1. A method for the folding and sealing of the longitudinal edge of a material web, which is fed continuously with gradual folding of an edge zone (18), characterized in that the longitudinal edge zone (18) is folded to form a substantially right angle against the main part (17) of the material web (15), that a sealing-promoting agent is thereafter supplied into the right angle between the main part (17) of the material web (15) and the folded edge zone (18), whereafter the folding process is continued by gradual folding until the edge zone (18) has been folded about 180° and that the edge zone is pressed against, and is sealed to, the main part (17) of the material web (15).

2. A method in accordance with claim 1, characterized in that the material web (15) prior to the folding is provided with a crease line (16) guiding the folding.

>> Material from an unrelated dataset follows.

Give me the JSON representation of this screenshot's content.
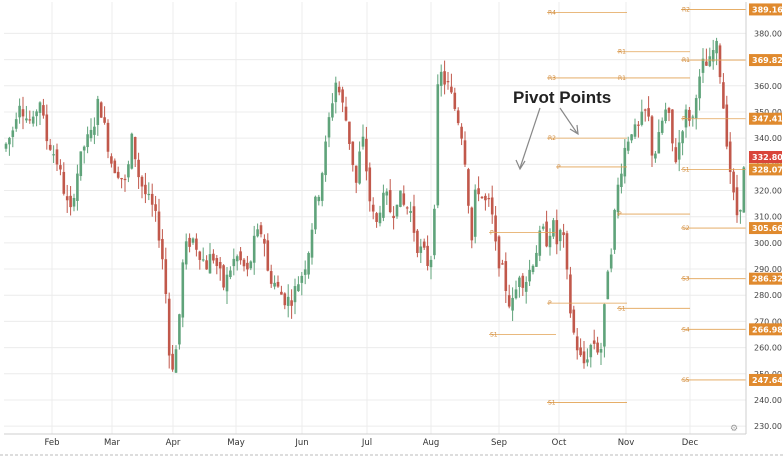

3. A method in accordance with claim 1 or 2, characterized in that the sealing-promoting agent is glue.

4. A method in accordance with any one of claims 1 or 2 with a material of the type which comprises layers of thermoplastic material, characterized in that the sealing-promoting agent is heat.

5. A method in accordance with claim 4, characterized in that hot air is conducted to the space in the angle between the main part (17) of the material web (15) and the edge zone (18) so that the thermoplastics present there is heated to melting temperature.

6. An arrangement for the folding and sealing of the longitudinal edge of a material web to the main part of the web itself, characterized in that the arrangement includes a first group of rollers for folding the longitudinal edge from 0° to 90° in relation to the main part of the web, a second group of rollers for leading the edge along a means for supplying a seal promoting agent towards the right angle between the main part of the web and the longitudinal edge, and a third group of rollers for folding said edge from 90° to 180°.

7. An arrangement in accordance with claim 6, characterized in that the rollers (3, 4) are arranged in two substantially parallel rows with forming rollers (3) within the first group being arranged in the one row, whilst forming rollers in the third group are arranged in the second row, whereby said supplying means (5) is arranged at the same level as the forming rollers (3) of the second group.

8. An arrangement in accordance with claim 6 or 7, characterized in that said supplying means (5) is a hot air nozzle (6) with a long and narrow outlet opening (7) which extends parallel with the direction of movement of the web (15) and is directed towards the angle between the main part (17) of the material web and the folded edge zone (18).